President Sarkozy outlines ideas to restore French farming at a meeting of farmers in the Jura

PRESIDENT Sarkozy has announced plans for a billion in bank loans to farmers and another €650 million in special grants.

The aid package he outlined yesterday on meeting farmers in the Jura, in the east of France, amounts to around 80% of the total which leading farmer’s union FNSEA has been demanding.

He told them: “I will not let the economic crisis beat our agriculture,” adding that farming was facing a “crisis without precedent.”

On a farm visit before he addressed a packed hall, one farmer told him: “We are on the edge of a precipice,” adding he now made only €133 a week from his Montbéliarde dairy cows after a 70-hour week.

Another farmer told him: “We will not be satisfied with sticking plasters.”

On arriving in Poligny, the capital of Comté cheese-making, he was greeted by protestors with banners saying: “We want to a living from our products.”

As he addressed a hall of 800 farmers, protestors outside rang cow bells.

Sarkozy said that on top of the aid package he wanted to “radically reform agriculture policies as we are doing for the capitalist financial system.”

He wanted to see reformed agriculture regulations both on European and international levels, he said.

The European Commission must “speed up its work” in order to organise the milk sector better.

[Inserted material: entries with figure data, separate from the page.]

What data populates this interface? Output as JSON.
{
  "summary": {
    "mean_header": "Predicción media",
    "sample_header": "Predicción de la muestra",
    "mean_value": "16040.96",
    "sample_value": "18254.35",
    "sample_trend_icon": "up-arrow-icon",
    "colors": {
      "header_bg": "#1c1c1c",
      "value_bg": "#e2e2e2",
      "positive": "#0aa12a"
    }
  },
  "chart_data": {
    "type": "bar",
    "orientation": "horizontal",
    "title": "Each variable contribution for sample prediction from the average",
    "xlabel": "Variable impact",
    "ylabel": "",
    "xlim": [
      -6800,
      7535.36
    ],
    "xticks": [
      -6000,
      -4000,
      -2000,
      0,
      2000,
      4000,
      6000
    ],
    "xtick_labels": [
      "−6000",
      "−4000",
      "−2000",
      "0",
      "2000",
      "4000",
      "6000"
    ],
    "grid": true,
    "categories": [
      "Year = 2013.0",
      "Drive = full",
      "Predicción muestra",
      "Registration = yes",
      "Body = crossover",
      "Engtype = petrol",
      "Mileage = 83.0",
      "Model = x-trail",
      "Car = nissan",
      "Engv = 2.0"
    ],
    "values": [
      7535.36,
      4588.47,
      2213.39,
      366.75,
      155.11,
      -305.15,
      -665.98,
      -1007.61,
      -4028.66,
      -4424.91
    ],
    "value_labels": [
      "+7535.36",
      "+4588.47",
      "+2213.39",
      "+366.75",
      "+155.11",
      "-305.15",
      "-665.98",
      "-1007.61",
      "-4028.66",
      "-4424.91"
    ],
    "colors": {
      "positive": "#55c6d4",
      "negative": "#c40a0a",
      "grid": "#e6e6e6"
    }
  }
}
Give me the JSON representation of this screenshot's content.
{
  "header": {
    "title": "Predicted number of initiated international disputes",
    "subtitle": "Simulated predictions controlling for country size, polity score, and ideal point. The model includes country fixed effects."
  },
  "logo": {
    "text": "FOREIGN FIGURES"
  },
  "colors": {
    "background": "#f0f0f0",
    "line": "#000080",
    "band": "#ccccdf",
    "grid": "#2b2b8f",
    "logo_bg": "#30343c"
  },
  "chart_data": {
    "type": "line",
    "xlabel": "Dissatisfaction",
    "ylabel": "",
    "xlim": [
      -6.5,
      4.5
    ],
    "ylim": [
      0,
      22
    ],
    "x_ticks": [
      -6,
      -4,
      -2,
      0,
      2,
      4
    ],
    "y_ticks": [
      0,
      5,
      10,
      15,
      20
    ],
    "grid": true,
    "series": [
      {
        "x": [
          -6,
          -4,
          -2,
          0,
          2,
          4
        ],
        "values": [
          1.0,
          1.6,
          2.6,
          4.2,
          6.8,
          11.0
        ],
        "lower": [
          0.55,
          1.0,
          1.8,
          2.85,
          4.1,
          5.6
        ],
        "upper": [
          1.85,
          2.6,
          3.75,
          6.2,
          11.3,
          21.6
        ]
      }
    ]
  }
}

He criticised prices paid to farmers by supermarkets and said plans to monitor supermarket prices and margins more closely would help. This will form part of a new “farming modernisation law.”

He said prices paid to farmers had dropped 20% in a year whereas the prices paid by the public for the same products had dropped just 1%.

Farming was part of France’s national identity, he said.

Applause was muted, and there were murmurs of protest when he raised the taxe carbone - a new tax on fuels which is unpopular with farmers. However part of his aid package includes a 75% reimbursement of this tax for farmers in its first year, 2010.

The promises follow months of protests by farmers, lead by FNSEA, over deregulation and dropping prices.